やはり全集録音を行ったネーメ・ヤルヴィ、ロストロポーヴィチなどを含めて、旧ソ連からの亡命者によるショスタコーヴィチ演奏には、何か共通のパトス、場合によっては怨念みたいなものが感じられる。
もっとも、アシュケナージは、すでに母国への里帰りを果たし、サンクトペテルブルク・フィルもこの全集に加わっている。
「ヴォルコフの証言」以後(証言それ自体の真偽のほどはさておいて)、ショスタコーヴィチの、特に「交響曲」を演奏する場合は、作曲者の体制下での葛藤をどう表現するかに注目が集まるようになった。
もちろん「ショスタコーヴィチの作中での体制賛美は、逆説的」というヴォルコフ認識は、証言の真偽によらず、大いにありえると思う。
しかし、アシュケナージのスタンスには、そのような「囚われ」がなく、純音楽的アプローチに徹していて、政治的な色が薄くなり、それが筆者には好ましい。
元来センスがいいのだし、それだけで音楽を作った割り切りは潔いが、指揮者としてのアシュケナージには、筆者としてもまだよく判らないことが多い。

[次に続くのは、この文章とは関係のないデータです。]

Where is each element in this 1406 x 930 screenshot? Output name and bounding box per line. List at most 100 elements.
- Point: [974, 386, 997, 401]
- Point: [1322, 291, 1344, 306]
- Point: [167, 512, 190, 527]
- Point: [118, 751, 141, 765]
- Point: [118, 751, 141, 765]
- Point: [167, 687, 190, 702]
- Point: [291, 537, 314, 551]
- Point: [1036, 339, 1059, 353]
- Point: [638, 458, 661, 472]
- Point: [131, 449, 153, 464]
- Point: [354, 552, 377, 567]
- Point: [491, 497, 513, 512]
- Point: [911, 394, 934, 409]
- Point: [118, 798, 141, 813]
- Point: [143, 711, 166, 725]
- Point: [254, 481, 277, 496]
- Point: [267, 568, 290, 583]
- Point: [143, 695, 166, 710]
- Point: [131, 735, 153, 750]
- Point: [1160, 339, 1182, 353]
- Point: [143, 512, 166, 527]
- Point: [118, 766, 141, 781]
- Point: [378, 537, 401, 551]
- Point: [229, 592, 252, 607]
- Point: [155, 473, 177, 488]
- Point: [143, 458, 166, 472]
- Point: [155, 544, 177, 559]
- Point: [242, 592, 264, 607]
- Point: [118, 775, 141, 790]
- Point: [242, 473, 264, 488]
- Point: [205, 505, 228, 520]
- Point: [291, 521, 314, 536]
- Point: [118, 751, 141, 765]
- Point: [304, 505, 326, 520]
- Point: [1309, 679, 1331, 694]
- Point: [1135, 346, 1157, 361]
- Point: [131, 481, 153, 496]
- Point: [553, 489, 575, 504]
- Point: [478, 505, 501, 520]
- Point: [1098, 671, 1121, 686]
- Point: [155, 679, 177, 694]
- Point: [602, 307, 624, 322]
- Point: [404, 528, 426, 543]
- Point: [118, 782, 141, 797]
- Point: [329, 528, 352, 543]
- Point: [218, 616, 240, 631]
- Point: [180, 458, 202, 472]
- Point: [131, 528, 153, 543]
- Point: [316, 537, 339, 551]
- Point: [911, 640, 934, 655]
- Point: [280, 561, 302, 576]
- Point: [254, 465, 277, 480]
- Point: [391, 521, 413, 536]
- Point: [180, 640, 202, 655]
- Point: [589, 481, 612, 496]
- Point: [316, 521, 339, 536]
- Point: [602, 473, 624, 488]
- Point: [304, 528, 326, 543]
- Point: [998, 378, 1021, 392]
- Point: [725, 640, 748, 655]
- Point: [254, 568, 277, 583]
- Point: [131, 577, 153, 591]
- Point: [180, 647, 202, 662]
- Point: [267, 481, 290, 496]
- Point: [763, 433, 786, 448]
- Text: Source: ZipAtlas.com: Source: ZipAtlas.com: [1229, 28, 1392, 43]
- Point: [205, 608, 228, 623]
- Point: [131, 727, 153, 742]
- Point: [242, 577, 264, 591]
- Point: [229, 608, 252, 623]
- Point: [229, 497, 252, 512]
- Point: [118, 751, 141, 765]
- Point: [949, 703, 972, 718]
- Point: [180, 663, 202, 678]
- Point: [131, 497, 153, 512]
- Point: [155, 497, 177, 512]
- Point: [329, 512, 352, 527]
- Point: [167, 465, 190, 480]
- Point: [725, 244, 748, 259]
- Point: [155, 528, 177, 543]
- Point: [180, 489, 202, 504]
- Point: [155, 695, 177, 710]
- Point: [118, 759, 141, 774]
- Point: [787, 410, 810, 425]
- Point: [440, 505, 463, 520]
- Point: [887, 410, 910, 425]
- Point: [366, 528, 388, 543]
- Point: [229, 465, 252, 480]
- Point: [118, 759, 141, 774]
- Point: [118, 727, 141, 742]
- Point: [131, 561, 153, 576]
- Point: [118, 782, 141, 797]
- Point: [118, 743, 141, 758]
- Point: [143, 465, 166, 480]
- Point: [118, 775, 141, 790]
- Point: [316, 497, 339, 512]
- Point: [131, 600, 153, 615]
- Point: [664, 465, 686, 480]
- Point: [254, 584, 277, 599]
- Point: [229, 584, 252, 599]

音楽家としての彼は、多分曲によっては、言いたいこと、訴えたいことがたくさんあるのだろう。
ソヴィエト=ロシア音楽のある部分がそれで、そういう作品を指揮する時の彼は、棒のテクニックがといった次元の話を突き抜けてしまう。
中でも、超難曲の『第4』が最上の出来で、これは初演者コンドラシンによる1966年の録音を除けば、ロジェストヴェンスキー、ハイティンクを上回る緊張感と、抜群の構成感を持った演奏だった。
第5番、第8番、第10番ではサウンドのバランスがよく、急速部の足並みのよさが印象的だ。
ロイヤル・フィルの金管の音色がいつもより柔らかめなのがユニークで、それが音の彩に馴染んでいる。
サンクトペテルブルク・フィルとの録音となった第7番と第11番ではオーケストラの音色自体が抜群で、しかも必要以上の恰幅を求めないスマートさがよく、いわゆる「現代的」ショスタコーヴィチだ。
第1番、第6番、それにバルシャイの編曲による室内交響曲(原曲は弦楽四重奏曲第8番)や祝典序曲も好演、部分的にソフトフォーカス気味なサウンドを交えるあたりが巧みで、聴き心地がよい。
アシュケナージのアプローチは西欧風に洗練されていると言ってもいいし、やや焦点が不明瞭と批判することもできる。
ただ、この時期にきて、ショスタコーヴィチ演奏に様々なヴァリエーションが出てきたのは歓迎だし、アシュケナージは遠くから母なるロシアを見ているように思う。